My smile’s back. “Surely not all your heart. There’s gotta be room for Princess.”

“And Barty. And Kit and Hunter, and, well . . . all the Herevians. And your grandmother.”

I raise an eyebrow. “Really? My grandmother?”

He grins. “Even that crotchety old lady.”

“I heard that!” Grandma shouts from the hallway.

Morgan straightens. “Sorry, Mrs. Patterson.”

“You can call me Valerie now. Or Grandma.”

Morgan’s whole face brightens, pleasure radiating from him. “Okay!”

He settles back down again. “Will you move back in with me?”

I push my head back into the pillow. “Yes. But ugh, I won’t be able to work for a while.”

“We’ll make it work.”

Morgan’s words have so much conviction to them.

He doesn’t even know how much money I have saved up or that I’ll likely be able to switch to a remote office job in the meantime.

“There is one thing, though,” I add. “I’m not sure I want to get married.

I’ve never really pictured myself doing the whole white dress, wedding ceremony thing.

If our engagement had been real, I would have been serious about the elopement thing. ”

Morgan exaggerates a sigh. “I do have bad news on that front, too.

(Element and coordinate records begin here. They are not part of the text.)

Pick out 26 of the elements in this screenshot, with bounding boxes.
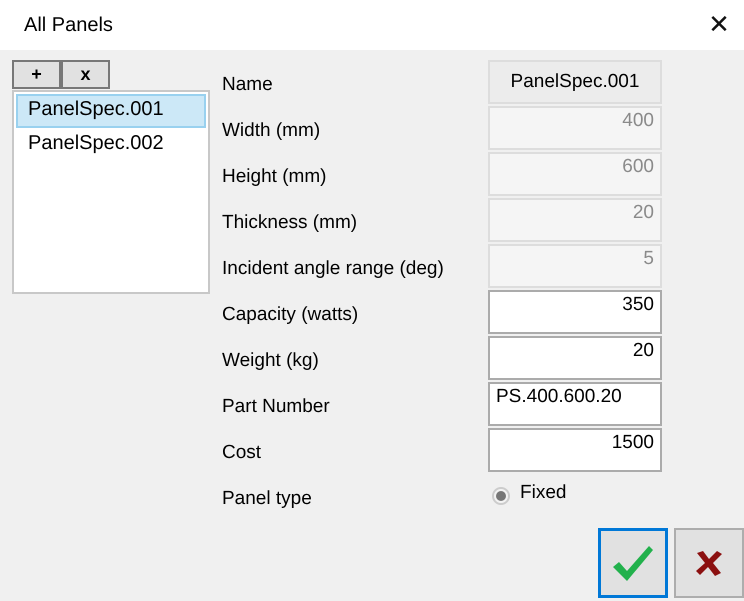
remove-button[interactable]: x — [61, 60, 110, 89]
radio-label: Fixed — [520, 482, 566, 504]
list-item[interactable]: PanelSpec.001 — [16, 94, 206, 128]
field-label: Width (mm) — [222, 119, 322, 142]
field-label: Name — [222, 73, 274, 96]
field-label: Capacity (watts) — [222, 303, 360, 326]
field-label: Height (mm) — [222, 165, 328, 188]
field-label: Cost — [222, 441, 262, 464]
checkmark-icon — [611, 543, 655, 583]
name-header: PanelSpec.001 — [488, 60, 662, 104]
field-label: Panel type — [222, 487, 313, 510]
input-field[interactable]: 20 — [488, 336, 662, 380]
field-label: Weight (kg) — [222, 349, 320, 372]
input-field[interactable]: PS.400.600.20 — [488, 382, 662, 426]
ok-button[interactable] — [598, 528, 668, 598]
field-label: Part Number — [222, 395, 331, 418]
cross-icon — [694, 549, 724, 577]
close-button[interactable]: ✕ — [694, 3, 744, 47]
cancel-button[interactable] — [674, 528, 744, 598]
list-item[interactable]: PanelSpec.002 — [16, 128, 206, 162]
input-field[interactable]: 350 — [488, 290, 662, 334]
input-field[interactable]: 1500 — [488, 428, 662, 472]
window-title: All Panels — [24, 14, 113, 36]
field-label: Incident angle range (deg) — [222, 257, 445, 280]
field-label: Thickness (mm) — [222, 211, 358, 234]
add-button[interactable]: + — [12, 60, 61, 89]
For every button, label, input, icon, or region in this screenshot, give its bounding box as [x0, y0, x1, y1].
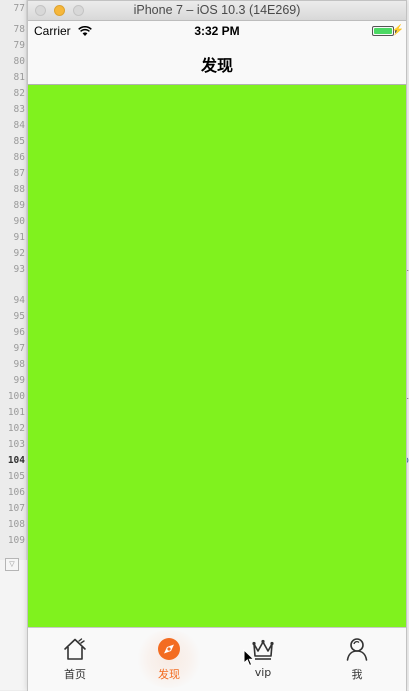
- line-number: 105: [7, 471, 25, 482]
- line-number: 83: [13, 104, 25, 115]
- line-number: 99: [13, 375, 25, 386]
- line-number: 108: [7, 519, 25, 530]
- line-number: 79: [13, 40, 25, 51]
- line-number: 93: [13, 264, 25, 275]
- charging-icon: ⚡: [391, 25, 404, 36]
- line-number: 80: [13, 56, 25, 67]
- line-number: 109: [7, 535, 25, 546]
- line-number-current: 104: [7, 455, 25, 466]
- tab-home[interactable]: 首页: [28, 628, 122, 690]
- discover-icon: [122, 636, 216, 662]
- line-number: 82: [13, 88, 25, 99]
- line-number: 78: [13, 24, 25, 35]
- page-title: 发现: [200, 56, 233, 75]
- line-number-gutter: 77 78 79 80 81 82 83 84 85 86 87 88 89 9…: [0, 0, 27, 560]
- line-number: 90: [13, 216, 25, 227]
- line-number: 94: [13, 295, 25, 306]
- simulator-window: iPhone 7 – iOS 10.3 (14E269) Carrier 3:3…: [27, 0, 407, 691]
- line-number: 87: [13, 168, 25, 179]
- tab-profile[interactable]: 我: [310, 628, 404, 690]
- tab-bar: 首页 发现 vip 我: [28, 627, 406, 691]
- line-number: 85: [13, 136, 25, 147]
- tab-profile-label: 我: [351, 668, 363, 681]
- content-view: [28, 85, 406, 627]
- navigation-bar: 发现: [28, 41, 406, 85]
- line-number: 103: [7, 439, 25, 450]
- window-title: iPhone 7 – iOS 10.3 (14E269): [133, 3, 301, 17]
- line-number: 107: [7, 503, 25, 514]
- crown-icon: [216, 636, 310, 662]
- status-time: 3:32 PM: [194, 24, 240, 38]
- status-bar: Carrier 3:32 PM ⚡: [28, 21, 406, 41]
- line-number: 77: [13, 3, 25, 14]
- line-number: 86: [13, 152, 25, 163]
- tab-discover[interactable]: 发现: [122, 628, 216, 690]
- mouse-cursor-icon: [243, 648, 255, 671]
- line-number: 91: [13, 232, 25, 243]
- line-number: 92: [13, 248, 25, 259]
- window-titlebar[interactable]: iPhone 7 – iOS 10.3 (14E269): [28, 1, 406, 21]
- tab-vip[interactable]: vip: [216, 628, 310, 690]
- line-number: 81: [13, 72, 25, 83]
- line-number: 84: [13, 120, 25, 131]
- line-number: 96: [13, 327, 25, 338]
- profile-icon: [310, 636, 404, 662]
- line-number: 98: [13, 359, 25, 370]
- home-icon: [28, 636, 122, 662]
- line-number: 88: [13, 184, 25, 195]
- gutter-collapse-button[interactable]: ▽: [5, 558, 19, 571]
- line-number: 101: [7, 407, 25, 418]
- line-number: 100: [7, 391, 25, 402]
- tab-discover-label: 发现: [158, 668, 180, 681]
- line-number: 97: [13, 343, 25, 354]
- tab-home-label: 首页: [64, 668, 86, 681]
- line-number: 89: [13, 200, 25, 211]
- tab-vip-label: vip: [254, 666, 272, 679]
- line-number: 106: [7, 487, 25, 498]
- line-number: 102: [7, 423, 25, 434]
- line-number: 95: [13, 311, 25, 322]
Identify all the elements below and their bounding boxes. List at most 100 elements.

I sold the ring.” He grimaces. “Now I regret it . . .”

“Don’t,” I say. “The lodge means more to you, I know that. And also, while it was a gorgeous ring, I, uh . . . didn’t like wearing it?” My voice ends on a high note, and I hope I’m not offending him.

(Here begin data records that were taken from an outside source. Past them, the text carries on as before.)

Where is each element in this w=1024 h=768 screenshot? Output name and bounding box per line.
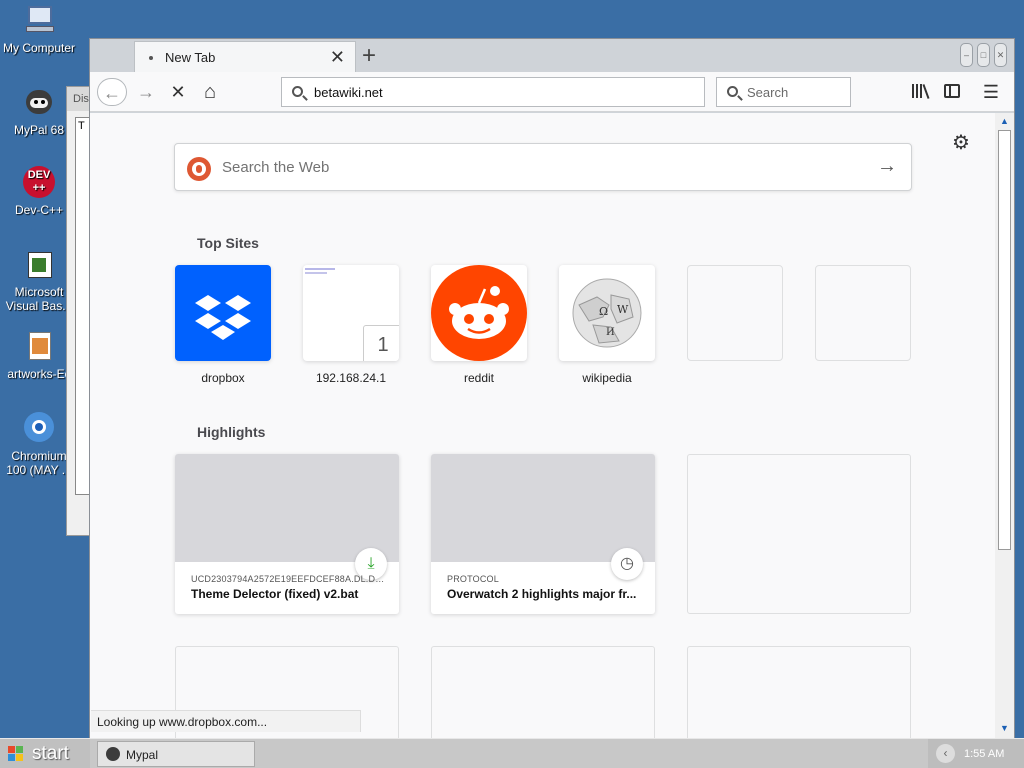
chromium-icon [22, 412, 56, 446]
arrow-right-icon[interactable]: → [877, 155, 897, 178]
clock[interactable]: 1:55 AM [964, 748, 1004, 760]
navigation-toolbar: ← → ✕ ⌂ betawiki.net Search ☰ [90, 72, 1014, 112]
visual-basic-icon [22, 248, 56, 282]
card-host: PROTOCOL [447, 574, 499, 584]
highlights-heading: Highlights [197, 424, 266, 440]
top-site-empty [815, 265, 911, 361]
top-site-label: reddit [463, 371, 495, 385]
site-badge: 1 [363, 325, 399, 361]
search-placeholder: Search [747, 85, 789, 100]
taskbar-button-mypal[interactable]: Mypal [97, 741, 255, 767]
mypal-raccoon-icon [106, 747, 120, 761]
image-file-icon [22, 330, 56, 364]
top-site-label: wikipedia [582, 371, 632, 385]
highlight-card[interactable]: ⤓ UCD2303794A2572E19EEFDCEF88A.DL.DR... … [175, 454, 399, 614]
url-text: betawiki.net [314, 85, 383, 100]
svg-text:И: И [606, 327, 615, 338]
search-bar[interactable]: Search [716, 77, 851, 107]
vertical-scrollbar[interactable]: ▲ ▼ [995, 113, 1014, 738]
stop-button[interactable]: ✕ [167, 78, 189, 106]
url-bar[interactable]: betawiki.net [281, 77, 705, 107]
tab-loading-icon [149, 56, 153, 60]
top-site-dropbox[interactable]: dropbox [175, 265, 271, 385]
maximize-button[interactable]: □ [977, 43, 990, 67]
dropbox-icon [175, 265, 271, 361]
tab-title: New Tab [165, 50, 216, 65]
gear-icon[interactable]: ⚙ [952, 130, 970, 155]
top-sites-heading: Top Sites [197, 235, 259, 251]
tab-bar: New Tab ✕ + ‒ □ ✕ [90, 39, 1014, 72]
chevron-left-icon[interactable]: ‹ [936, 744, 955, 763]
card-thumbnail [175, 454, 399, 562]
highlight-card-empty [687, 454, 911, 614]
back-button[interactable]: ← [97, 78, 127, 106]
top-site-router[interactable]: 1 192.168.24.1 [303, 265, 399, 385]
card-thumbnail [431, 454, 655, 562]
card-host: UCD2303794A2572E19EEFDCEF88A.DL.DR... [191, 574, 386, 584]
tab-new-tab[interactable]: New Tab ✕ [134, 41, 356, 72]
empty-tile [815, 265, 911, 361]
home-button[interactable]: ⌂ [199, 78, 221, 106]
search-icon [727, 86, 738, 97]
minimize-button[interactable]: ‒ [960, 43, 973, 67]
tab-close-icon[interactable]: ✕ [330, 47, 345, 68]
highlight-card[interactable]: ◷ PROTOCOL Overwatch 2 highlights major … [431, 454, 655, 614]
duckduckgo-icon [187, 157, 211, 181]
forward-button[interactable]: → [135, 78, 157, 106]
scroll-down-icon[interactable]: ▼ [1000, 723, 1009, 733]
svg-text:W: W [617, 303, 629, 316]
top-site-wikipedia[interactable]: Ω W И wikipedia [559, 265, 655, 385]
browser-window: New Tab ✕ + ‒ □ ✕ ← → ✕ ⌂ betawiki.net S… [89, 38, 1015, 738]
scrollbar-thumb[interactable] [998, 130, 1011, 550]
wikipedia-icon: Ω W И [559, 265, 655, 361]
reddit-icon [431, 265, 527, 361]
taskbar: start Mypal ‹ 1:55 AM [0, 738, 1024, 768]
search-icon [292, 86, 303, 97]
status-bar: Looking up www.dropbox.com... [91, 710, 361, 732]
start-label: start [32, 743, 69, 764]
scroll-up-icon[interactable]: ▲ [1000, 116, 1009, 126]
card-title: Overwatch 2 highlights major fr... [447, 587, 637, 601]
desktop-icon-my-computer[interactable]: My Computer [0, 4, 78, 55]
card-title: Theme Delector (fixed) v2.bat [191, 587, 359, 601]
new-tab-page: ⚙ Search the Web → Top Sites dropbox 1 1… [90, 113, 995, 738]
windows-flag-icon [8, 746, 24, 762]
sidebar-icon[interactable] [944, 84, 960, 98]
new-tab-button[interactable]: + [362, 42, 376, 70]
mypal-raccoon-icon [22, 86, 56, 120]
menu-button[interactable]: ☰ [981, 78, 1001, 106]
top-site-reddit[interactable]: reddit [431, 265, 527, 385]
web-search-placeholder: Search the Web [222, 159, 330, 176]
svg-text:Ω: Ω [599, 305, 608, 318]
dev-cpp-icon: DEV ++ [22, 166, 56, 200]
computer-icon [22, 4, 56, 38]
system-tray: ‹ 1:55 AM [928, 739, 1024, 768]
library-icon[interactable] [912, 84, 930, 100]
page-thumbnail: 1 [303, 265, 399, 361]
top-site-label: dropbox [201, 371, 245, 385]
start-button[interactable]: start [0, 739, 90, 768]
top-site-label: 192.168.24.1 [315, 371, 387, 385]
taskbar-button-label: Mypal [126, 748, 159, 762]
desktop-icon-label: My Computer [2, 41, 76, 55]
highlight-card-empty [431, 646, 655, 738]
top-site-empty [687, 265, 783, 361]
web-search-input[interactable]: Search the Web → [174, 143, 912, 191]
highlight-card-empty [687, 646, 911, 738]
close-window-button[interactable]: ✕ [994, 43, 1007, 67]
empty-tile [687, 265, 783, 361]
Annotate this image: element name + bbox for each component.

“Oh.” He blinks. His gaze shifts to the right for a moment, and then returns to me. “So, hypothetically speaking, if we did elope one day—no ceremony, just an officiant and a witness—”

There’s a throat clearing from the hallway.

“Maybe a very well-behaved octogenarian witness,” Morgan raises his voice, not that Grandma’s having a hard time hearing us. “What kind of ring would you want?”

I’m grinning. It hurts. I don’t care. “Well, maybe two rings—”

“Two rings?” he asks with mock incredulity.

“One silicone so that I can wear it while I’m working.”

“Smart.”

“And one small band.”

“No diamond?”

“No diamond,” I confirm.

“Gold? Silver? Platinum?”

“Gold,” I decide. “Maybe engraved?”

“Romantic.”

“Shut up.”

“Make me.”

One little tug is all it takes, and Morgan rises up to gently kiss my battered—but happy—smile.